213. À LOUISE COLET.
Samedi soir [Rouen, 11-12 décembre 1847].

Vous me dites d’être bon, de vous répondre tout de suite ; vous faites presque appel à ma générosité, pauvre chère âme. Vous saviez bien que je ne vous refuserais pas. Il y a vingt-six ans aujourd’hui, à cette heure à peu près (il est 1 heure), je suis venu au monde. Souhaitez-moi que ce qui me reste à vivre soit plus facétieux ce qui a été vécu et acceptez la dédicace de cet anniversaire.

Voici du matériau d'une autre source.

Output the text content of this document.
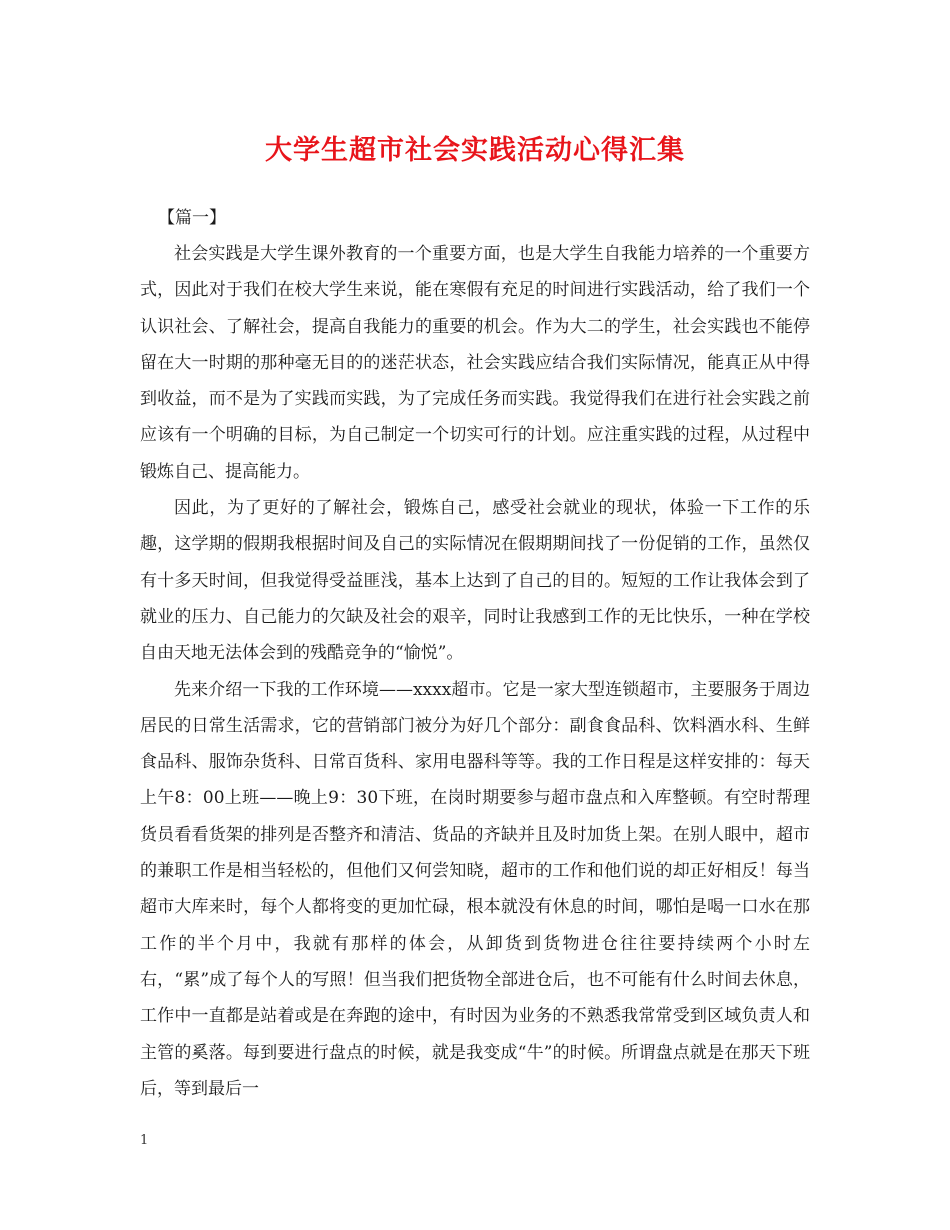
大学生超市社会实践活动心得汇集

【篇一】

社会实践是大学生课外教育的一个重要方面，也是大学生自我能力培养的一个重要方式，因此对于我们在校大学生来说，能在寒假有充足的时间进行实践活动，给了我们一个认识社会、了解社会，提高自我能力的重要的机会。作为大二的学生，社会实践也不能停留在大一时期的那种毫无目的的迷茫状态，社会实践应结合我们实际情况，能真正从中得到收益，而不是为了实践而实践，为了完成任务而实践。我觉得我们在进行社会实践之前应该有一个明确的目标，为自己制定一个切实可行的计划。应注重实践的过程，从过程中锻炼自己、提高能力。

因此，为了更好的了解社会，锻炼自己，感受社会就业的现状，体验一下工作的乐趣，这学期的假期我根据时间及自己的实际情况在假期期间找了一份促销的工作，虽然仅有十多天时间，但我觉得受益匪浅，基本上达到了自己的目的。短短的工作让我体会到了就业的压力、自己能力的欠缺及社会的艰辛，同时让我感到工作的无比快乐，一种在学校自由天地无法体会到的残酷竞争的“愉悦”。

先来介绍一下我的工作环境——xxxx超市。它是一家大型连锁超市，主要服务于周边居民的日常生活需求，它的营销部门被分为好几个部分：副食食品科、饮料酒水科、生鲜食品科、服饰杂货科、日常百货科、家用电器科等等。我的工作日程是这样安排的：每天上午8：00上班——晚上9：30下班，在岗时期要参与超市盘点和入库整顿。有空时帮理货员看看货架的排列是否整齐和清洁、货品的齐缺并且及时加货上架。在别人眼中，超市的兼职工作是相当轻松的，但他们又何尝知晓，超市的工作和他们说的却正好相反！每当超市大库来时，每个人都将变的更加忙碌，根本就没有休息的时间，哪怕是喝一口水在那工作的半个月中，我就有那样的体会，从卸货到货物进仓往往要持续两个小时左右，“累”成了每个人的写照！但当我们把货物全部进仓后，也不可能有什么时间去休息，工作中一直都是站着或是在奔跑的途中，有时因为业务的不熟悉我常常受到区域负责人和主管的奚落。每到要进行盘点的时候，就是我变成“牛”的时候。所谓盘点就是在那天下班后，等到最后一

1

Ah ! qu’il aurait mieux valu, je ne dis pas pour moi, mais pour vous, que jamais vous ne me connaissiez ! Vous me navrez de tristesse à vous voir si malheureuse. Et quand je pense que c’est moi qui en suis la cause, moi ! moi ! Je ne valais pas tant d’amour, je vous l’ai dit dès le début.

Si j’avais pu vivre à Paris, vous n’auriez pas tant pleuré peut-être. Cet amour que vous trouvez que je vous refuse, il se fût en allé de votre cœur pièce à pièce, ou plutôt petit à petit, emporté chaque jour par la pourriture de l’habitude. Les arrachements que vous ressentez auraient été des délabrements. Mais le bonheur ! le bonheur ! Allons donc ! le croyez-vous possible n’importe où, n’importe comment, n’importe par qui ? N’y a-t-il pas, au fond des meilleures tendresses, des levains amers qui montent du fond à la surface et la troublent toujours, si pure qu’elle soit ? L’Amour c’est le Ciel, dit-on. Mais le ciel a des nuages, sans compter les tempêtes.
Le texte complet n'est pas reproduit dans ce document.